As freirinhas que dirigiam os pensionatos, no início, foram contra, mas não demorou muito e, através das meninas, mandaram recado pedindo que a gente continuasse a cantar. Elas também mereciam.

Nosso repertório era bem variado, mas nossos preferidos eram Chico Buarque, Noel Rosa, Vandré e Paulinho da Viola. Mais adiante, apresentei à turma músicas do Paulo Vanzolini, ainda muito pouco conhecido deles.

Se o samba é oração, seresta é missa solene e exige muito respeito dos participantes e era assim que o grupo se comportava. Até mesmo ao fazer seresta para os defuntos, dentro do cemitério de Valinhos.

Chegamos a pensar em uma serenata na zona, mas o projeto foi abortado, pois não valia a pena atrapalhar o trabalho das laboriosas meninas em sua faina noturna.

[Os conflitos estudantis começaram mais cedo em Campinas, quando o Luis Carlos de Freitas teve sua matrícula negada, isso em 1967. Em 68, houve a primeira eleição de diretores das Faculdades de Filosofia e de Economia, uma conquista dos estudantes, mas, em 69 tudo voltou à estaca zero. Os diretores eleitos foram destituídos. Um grupo de professores tentou, sem êxito, reverter o processo, mas acabaram se desligando da Universidade.]

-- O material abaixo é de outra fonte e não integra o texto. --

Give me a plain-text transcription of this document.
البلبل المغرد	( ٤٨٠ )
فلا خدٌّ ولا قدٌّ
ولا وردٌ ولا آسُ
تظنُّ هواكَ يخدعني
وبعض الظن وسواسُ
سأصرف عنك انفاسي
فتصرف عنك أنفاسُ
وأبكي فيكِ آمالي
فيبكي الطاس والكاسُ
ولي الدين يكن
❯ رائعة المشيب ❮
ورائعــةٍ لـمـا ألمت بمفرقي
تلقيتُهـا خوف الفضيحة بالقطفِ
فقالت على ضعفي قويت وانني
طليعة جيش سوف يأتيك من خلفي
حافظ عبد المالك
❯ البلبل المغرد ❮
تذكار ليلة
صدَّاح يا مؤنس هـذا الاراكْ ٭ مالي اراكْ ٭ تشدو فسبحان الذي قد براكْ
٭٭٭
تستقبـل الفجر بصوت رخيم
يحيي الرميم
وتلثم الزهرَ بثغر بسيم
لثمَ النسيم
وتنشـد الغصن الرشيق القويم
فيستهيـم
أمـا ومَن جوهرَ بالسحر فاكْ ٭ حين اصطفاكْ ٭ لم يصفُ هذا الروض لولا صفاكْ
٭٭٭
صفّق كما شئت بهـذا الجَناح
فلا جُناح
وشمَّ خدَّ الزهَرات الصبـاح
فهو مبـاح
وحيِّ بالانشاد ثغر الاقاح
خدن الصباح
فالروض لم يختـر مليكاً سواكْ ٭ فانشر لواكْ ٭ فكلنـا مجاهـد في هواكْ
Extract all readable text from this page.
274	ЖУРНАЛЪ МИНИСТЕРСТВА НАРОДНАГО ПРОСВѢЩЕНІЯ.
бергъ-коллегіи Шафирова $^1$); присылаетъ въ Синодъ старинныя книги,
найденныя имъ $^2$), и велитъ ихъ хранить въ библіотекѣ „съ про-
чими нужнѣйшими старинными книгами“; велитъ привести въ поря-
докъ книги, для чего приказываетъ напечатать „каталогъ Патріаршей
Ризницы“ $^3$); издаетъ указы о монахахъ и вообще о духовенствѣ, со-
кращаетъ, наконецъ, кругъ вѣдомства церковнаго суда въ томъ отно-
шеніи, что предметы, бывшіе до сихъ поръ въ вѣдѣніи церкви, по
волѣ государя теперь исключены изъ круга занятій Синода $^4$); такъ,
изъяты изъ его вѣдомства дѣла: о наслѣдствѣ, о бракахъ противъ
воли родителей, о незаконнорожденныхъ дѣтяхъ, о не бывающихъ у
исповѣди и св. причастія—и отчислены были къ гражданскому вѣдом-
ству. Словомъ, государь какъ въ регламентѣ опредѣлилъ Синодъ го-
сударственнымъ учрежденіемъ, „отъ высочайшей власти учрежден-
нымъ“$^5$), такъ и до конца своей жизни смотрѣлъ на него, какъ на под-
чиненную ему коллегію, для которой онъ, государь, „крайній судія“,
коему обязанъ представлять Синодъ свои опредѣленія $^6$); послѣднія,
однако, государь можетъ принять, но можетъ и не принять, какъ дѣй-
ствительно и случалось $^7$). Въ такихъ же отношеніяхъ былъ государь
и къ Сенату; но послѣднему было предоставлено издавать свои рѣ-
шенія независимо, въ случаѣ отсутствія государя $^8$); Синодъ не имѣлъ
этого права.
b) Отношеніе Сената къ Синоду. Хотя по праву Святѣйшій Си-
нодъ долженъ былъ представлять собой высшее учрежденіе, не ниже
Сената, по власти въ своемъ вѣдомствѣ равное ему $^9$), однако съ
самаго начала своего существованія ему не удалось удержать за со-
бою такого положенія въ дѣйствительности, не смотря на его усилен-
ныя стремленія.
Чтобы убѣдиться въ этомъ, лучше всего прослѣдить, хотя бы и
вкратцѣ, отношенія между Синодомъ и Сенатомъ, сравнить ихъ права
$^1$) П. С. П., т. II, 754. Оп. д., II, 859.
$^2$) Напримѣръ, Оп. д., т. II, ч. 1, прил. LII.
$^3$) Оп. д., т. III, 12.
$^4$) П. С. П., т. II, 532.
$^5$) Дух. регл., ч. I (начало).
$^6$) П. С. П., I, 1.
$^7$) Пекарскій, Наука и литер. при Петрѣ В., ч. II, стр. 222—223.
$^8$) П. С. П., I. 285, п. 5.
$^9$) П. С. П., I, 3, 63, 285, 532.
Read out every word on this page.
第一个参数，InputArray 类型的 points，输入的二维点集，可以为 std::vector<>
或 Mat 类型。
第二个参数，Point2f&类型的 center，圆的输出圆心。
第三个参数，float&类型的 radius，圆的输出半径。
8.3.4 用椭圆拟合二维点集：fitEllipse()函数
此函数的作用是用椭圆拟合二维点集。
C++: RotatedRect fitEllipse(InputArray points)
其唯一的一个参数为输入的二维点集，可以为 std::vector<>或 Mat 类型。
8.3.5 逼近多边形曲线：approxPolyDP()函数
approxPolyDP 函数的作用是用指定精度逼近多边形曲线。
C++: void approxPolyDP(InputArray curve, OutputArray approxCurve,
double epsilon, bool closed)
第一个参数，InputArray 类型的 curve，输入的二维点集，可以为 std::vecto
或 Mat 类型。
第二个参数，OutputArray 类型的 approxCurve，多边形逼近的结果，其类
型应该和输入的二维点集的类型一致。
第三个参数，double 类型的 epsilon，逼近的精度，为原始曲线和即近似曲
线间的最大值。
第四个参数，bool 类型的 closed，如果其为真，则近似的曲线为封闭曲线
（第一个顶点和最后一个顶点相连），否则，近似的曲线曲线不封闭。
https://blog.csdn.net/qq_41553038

O clima de depressão contagiou todo mundo. Assim mesmo, uma noite, consegui reunir um grupinho e fomos cantar frente ao pensionato mais próximo, mas dessa vez estávamos sem o violão do Euvaldo e sem a clarineta do Beto, foi só no gogó.

Continuamos a caminhada e cantamos em mais dois ou três lugares. Fomos até o Bosque dos Alemães e lá cantei “Apelo”. Nenhuma janela se abriu, ninguém ouviu meu apelo, e nem viu como era triste a canção. Só senti o frio da noite e o perfume da saudade.

Triste serenata foi aquela e a última!